À l’énoncé des différentes organisations citées, on peut noter l’absence de l’Action Française étudiante, du FNJ ou du MNJ (aujourd’hui disparu) et surtout des Jeunesses Identitaires, pourtant l’un des groupes les plus important parmi les jeunes nationalistes aujourd’hui en France. Mais comme le précise C. Bouchet, ses « inimitiés idéologiques », ses sympathies ou ses relations personnelles ont joué tout leur rôle dans la sélection des individus interviewés. Les rapports plus que tendus entre Bouchet et le duo infernal Robert/Vardon expliquent sans doute l’absence des Identitaires dans cet ouvrage. Pour rappel, Fabrice Robert et Philippe Vardon avaient réussi en 2002 à exclure Christian Bouchet d’Unité Radicale quelques mois avant sa dissolution. Par la suite, ils avaient tenté de l’agresser physiquement à plusieurs reprises. Depuis, leurs relations ne se sont évidemment pas arrangées.
Que retenir de ce livre ?
L’une des premières informations qui ressort de ce livre concerne les références idéologiques citées par les jeunes militants. Mis à part peut-être Le Digabel/Gillieth (qui trouve le moyen de saluer la pugnacité et la persévérance d’Hitler, mais la provocation est le fond de commerce de la bande à R&A), la plupart revendiquent l’héritage politique de Maurras ou du GRECE. Certains comme De Chassey du RF affinent le point de vue en évoquant le Maréchal Pétain. Kavan Herbin pour sa part récite la liste parfaite des auteurs que tout bon militant nationaliste-révolutionnaire se doit de faire semblant de connaître (Rossel, Blanqui, Georges Valois, Georges Sorel …).

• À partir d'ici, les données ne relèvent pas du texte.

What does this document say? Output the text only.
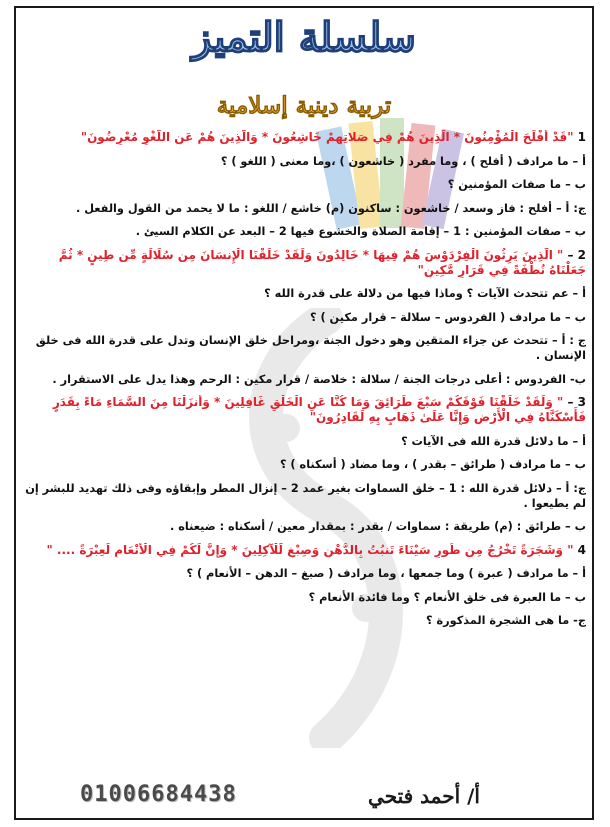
سلسلة التميز
تربية دينية إسلامية
1 "قَدْ أَفْلَحَ الْمُؤْمِنُونَ * الَّذِينَ هُمْ فِي صَلاتِهِمْ خَاشِعُونَ * وَالَّذِينَ هُمْ عَنِ اللَّغْوِ مُعْرِضُونَ"
أ – ما مرادف ( أفلح ) ، وما مفرد ( خاشعون ) ،وما معنى ( اللغو ) ؟
ب – ما صفات المؤمنين ؟
ج: أ – أفلح : فاز وسعد / خاشعون : ساكنون (م) خاشع / اللغو : ما لا يحمد من القول والفعل .
ب – صفات المؤمنين : 1 – إقامة الصلاة والخشوع فيها 2 – البعد عن الكلام السيئ .
2 – " الَّذِينَ يَرِثُونَ الْفِرْدَوْسَ هُمْ فِيهَا * خَالِدُونَ وَلَقَدْ خَلَقْنَا الْإِنسَانَ مِن سُلَالَةٍ مِّن طِينٍ * ثُمَّ جَعَلْنَاهُ نُطْفَةً فِي قَرَارٍ مَّكِينٍ"
أ – عم تتحدث الآيات ؟ وماذا فيها من دلالة على قدرة الله ؟
ب – ما مرادف ( الفردوس – سلالة – قرار مكين ) ؟
ج : أ – تتحدث عن جزاء المتقين وهو دخول الجنة ،ومراحل خلق الإنسان وتدل على قدرة الله فى خلق الإنسان .
ب- الفردوس : أعلى درجات الجنة / سلالة : خلاصة / قرار مكين : الرحم وهذا يدل على الاستقرار .
3 – " وَلَقَدْ خَلَقْنَا فَوْقَكُمْ سَبْعَ طَرَائِقَ وَمَا كُنَّا عَنِ الْخَلْقِ غَافِلِينَ * وَأَنزَلْنَا مِنَ السَّمَاءِ مَاءً بِقَدَرٍ فَأَسْكَنَّاهُ فِي الْأَرْضِ وَإِنَّا عَلَىٰ ذَهَابٍ بِهِ لَقَادِرُونَ"
أ – ما دلائل قدرة الله فى الآيات ؟
ب – ما مرادف ( طرائق – بقدر ) ، وما مضاد ( أسكناه ) ؟
ج: أ – دلائل قدرة الله : 1 – خلق السماوات بغير عمد 2 – إنزال المطر وإبقاؤه وفى ذلك تهديد للبشر إن لم يطيعوا .
ب – طرائق : (م) طريقة : سماوات / بقدر : بمقدار معين / أسكناه : ضيعناه .
4 " وَشَجَرَةً تَخْرُجُ مِن طُورِ سَيْنَاءَ تَنبُتُ بِالدُّهْنِ وَصِبْغٍ لِّلْآكِلِينَ * وَإِنَّ لَكُمْ فِي الْأَنْعَامِ لَعِبْرَةً .... "
أ – ما مرادف ( عبرة ) وما جمعها ، وما مرادف ( صبغ – الدهن – الأنعام ) ؟
ب – ما العبرة فى خلق الأنعام ؟ وما فائدة الأنعام ؟
ج- ما هى الشجرة المذكورة ؟
01006684438	أ/ أحمد فتحي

Ces interviews montrent également la quasi-unanimité au sujet de Le Pen et du FN. Aucun ne conteste aujourd’hui la place et le rôle du FN dans le camp nationaliste. Ils estiment même inutile de créer une structure concurrente au FN (Le MNR, Le Parti Populiste et la Nouvelle Droite Populaire ou Convergences Nationales apprécieront le message). Pour ces militants, le Front National reste toujours le parti autour duquel tous les nationalistes doivent se retrouver pour les élections, même si certains avouent être en désaccord avec la ligne incarnée par Marine Le Pen.
On constate également que l’impact et l’influence de Guillaume Faye sur les jeunes militants d’extrême droite a quasiment disparu. L’imminence de la « Guerre Ethnique » prophétisée par Faye il y a quelques années et qui faisait tant fantasmer les militants radicaux d’alors passe aujourd’hui pour une chimère et un alibi à l’inaction. Les récentes sorties de l’ancien du GRECE à propos d’Israël ou des USA, ainsi que l’interview-piège menée par William Bonnefoy, ont considérablement terni son message et son image. Cependant si Guillaume Faye perd du terrain chez les militants politiques, il reste toujours une référence pour des cercles moins encadrés ou formés politiquement comme le milieu bonehead ou les groupuscules nationalistes déconnectés des structures d’extrême droite classiques.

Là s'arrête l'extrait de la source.